Faut-il définir la nation afin de comprendre ce qu’est le nationalisme ? Les tentatives de définition de la nation se révèlent relativement infructueuses car cette dernière résiste à la description : aucun ensemble de critères objectifs (tels que la langue, l’ethnie, l’histoire commune ou les frontières naturelles) ne permet de rendre compte des configurations nationales sans poser de nombreuses exceptions, et cela à partir de critères souvent imprécis et instables. Le critère subjectif de la volonté d’appartenance, individuelle ou collective à la nation, est également insuffisant car il ne rend pas compte du phénomène nationaliste comme phénomène historiquement déterminé4. Ce travail veut au contraire s’inscrire dans la continuité de travaux qui considèrent que « ce ne sont pas les nations qui font les Etats et le nationalisme, c’est l’inverse »5. Au début des années 1960, Ernest Gellner affirme en effet que « le nationalisme n’est pas l’éveil à la conscience des nations : il invente des nations là où il n’en existe pas »6. Dans Nations et nationalisme, paru en 1983, il donne une définition politique du nationalisme comme « principe qui exige que l’unité politique et l’unité nationale se recouvrent »7. La même année, Benedict Anderson définit la nation comme une « communauté politique imaginée »8. C’est donc un imaginaire qui fait exister la communauté, et le nationalisme qui produit la nation.
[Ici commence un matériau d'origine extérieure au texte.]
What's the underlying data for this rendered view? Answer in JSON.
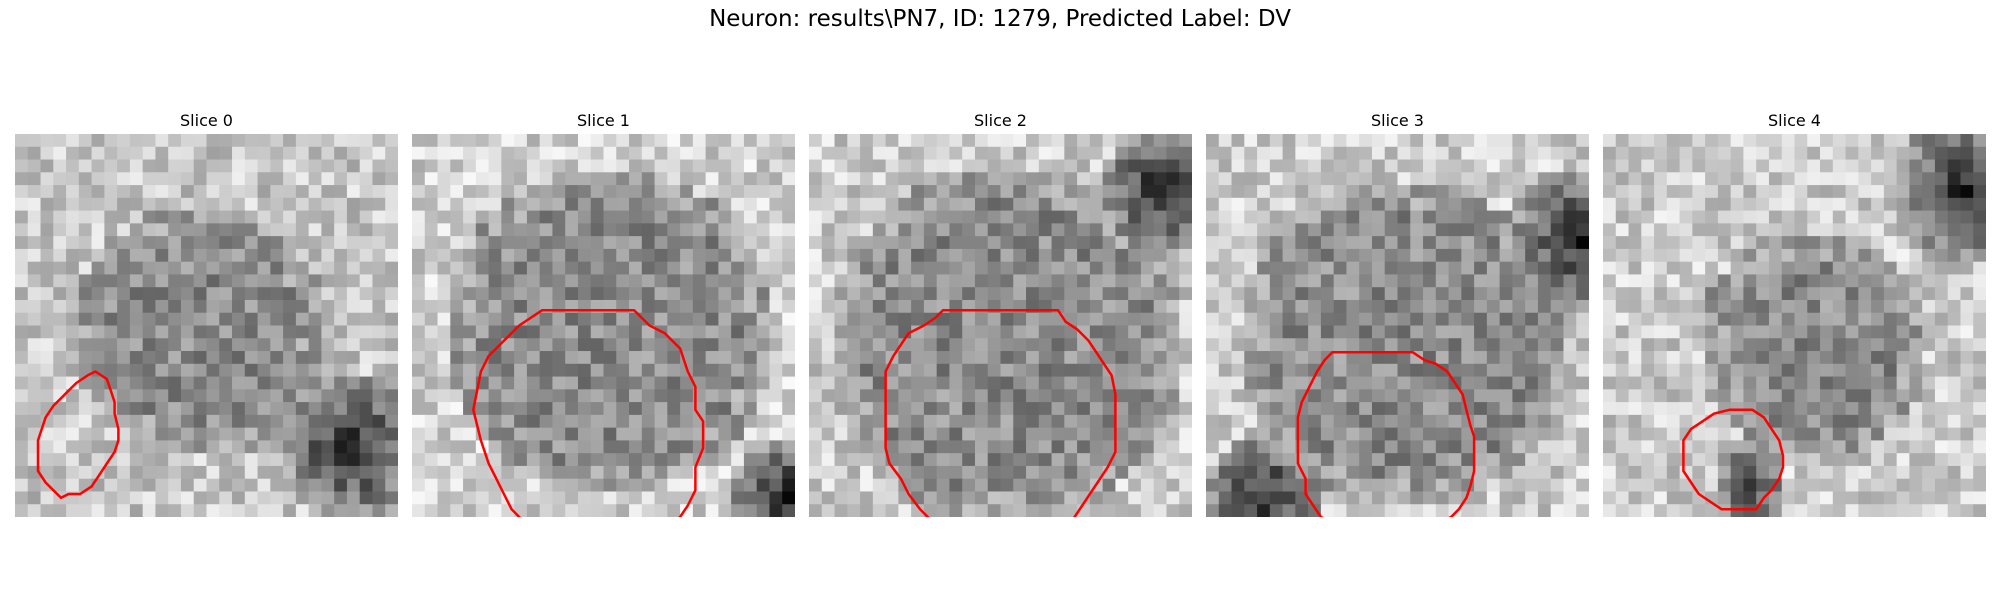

Gellner et Anderson s’attachent à démontrer l’historicité de la « nation ». Idéal politique et représentation de la communauté politique, elle est un produit des évolutions sociales qui commencent à l’époque moderne et elle prend toute sa force dans la généralisation du principe de l’Etat nation à partir du XIXe siècle. Les deux historiens placent la question nationale au croisement d’évolutions politiques, économiques, technologiques et sociétales. Un recueil d’articles dirigé par Hobsbawm et Ranger (également publié en 1983) complète ces travaux en étudiant un phénomène particulièrement présent dans le cadre des Etats nations : « l’invention de la tradition »9, concept qui vise à historiciser des rituels de création récente mais qui se donnent pour anciens, et dont la particularité est donc, paradoxalement, d’affirmer la continuité avec le passé.
Ces travaux fondent à partir des années 1980 un courant de recherche qui entreprend de faire l’histoire du phénomène national dans une démarche « constructiviste »: il s’agit en effet de montrer que la nation est une réalité historiquement construite. Miroslav Hroch en fait avant tout le résultat d’un rapport entre classes sociales au sein d’une société donnée et en identifie les étapes successives en Europe : après une phase de création culturelle, littéraire et folklorique, une minorité d’acteurs transforme ce mouvement culturel en programme politique, avant qu’il ne bénéficie d’un soutien de masse10. Hobsbawm voit dans les années 1918-1950 l’apogée de ce nationalisme de masse, transformateur de l’organisation sociale : suite au redécoupage wilsonien de l’Europe après la Première Guerre mondiale, le principe de l’Etat nation triomphe et les échanges économiques se nationalisent, en particulier dans le contexte de la crise des années 193011. Aux Etats-Unis, dans les décennies qui suivent la Seconde Guerre mondiale, le lien entre Etat et Nation est établi de longue date ; pour cette raison, on n’envisage pas ici le nationalisme comme un « vecteur du changement historique »12. On l’envisage au contraire comme un ensemble de pratiques qui construisent des représentations de la communauté pour en conserver et en transmettre les principes politiques et pour donner sens aux évolutions historiques par la continuité et l’identité (au sens d’identique). Mon projet est d’aborder l’activité des Musées Nationaux comme l’un des aspects de la recréation permanente et de l’entretien du lien entre les citoyens et la nation.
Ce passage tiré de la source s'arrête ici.